Isreal may lose some 15,000 to 30,000 jobs in the hi-tech sector to India and China if the country-based multinationals go ahead with their plans to transfer jobs abroad, Motorola chief in Israel Elisha Yanai has said.
The industry has been gripped by fear that if local and foreign high-tech companies operating in Israel go ahead with plans to transfer jobs abroad, Israel is liable to lose high number of jobs, accounting for some 30-40 per cent of the total industry jobs, Yanai said in a letter to Prime Minister Ariel Sharon.
Outsourcing and India: Complete Coverage
"Multinationals based outside Israel like Intel, Motorola, IBM and Cisco are transferring 40 per cent of their R&D workforce to cheaper countries like India, China and in East Europe," Yanai said asking Sharon to convene an emergency meeting to prevent this, daily Ha'aretz reported.

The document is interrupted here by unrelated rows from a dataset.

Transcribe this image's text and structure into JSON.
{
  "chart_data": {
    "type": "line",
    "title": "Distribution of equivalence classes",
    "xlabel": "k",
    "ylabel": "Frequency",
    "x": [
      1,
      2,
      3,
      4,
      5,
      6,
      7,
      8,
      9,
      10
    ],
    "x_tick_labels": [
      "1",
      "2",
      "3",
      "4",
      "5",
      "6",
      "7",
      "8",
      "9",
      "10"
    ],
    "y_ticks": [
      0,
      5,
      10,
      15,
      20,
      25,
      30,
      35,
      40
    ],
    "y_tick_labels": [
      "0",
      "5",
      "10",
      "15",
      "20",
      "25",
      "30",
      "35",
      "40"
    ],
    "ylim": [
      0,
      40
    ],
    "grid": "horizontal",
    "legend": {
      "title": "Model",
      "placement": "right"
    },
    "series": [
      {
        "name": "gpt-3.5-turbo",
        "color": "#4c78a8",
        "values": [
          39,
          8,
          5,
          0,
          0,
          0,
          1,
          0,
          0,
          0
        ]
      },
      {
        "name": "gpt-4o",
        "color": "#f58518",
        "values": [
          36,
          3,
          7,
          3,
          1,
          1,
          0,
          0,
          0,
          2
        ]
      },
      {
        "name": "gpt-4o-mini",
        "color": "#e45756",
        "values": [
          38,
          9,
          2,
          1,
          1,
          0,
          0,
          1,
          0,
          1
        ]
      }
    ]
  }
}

Israel Association of Electronics and Information recently conducted a poll that indicated that Israel lost over 3,000 hardware and software development jobs over the past few months, and more plans are in the offing, Yanai, who also serves as the president of IAEI, said.
Calling for urgent attention, he added, "We must contend with this serious problem, and I can bear witness that as Motorola Israel CEO, I was forced to deal with it daily over the past year, and we have regrettably lost hundreds of jobs."
Israel-based multinationals, which employ some 100,000 people and export $12 billion annually, operate under profit considerations and will outsource work abroad unless they are given the proper incentives, the executive of the telecom equipment major said in the letter.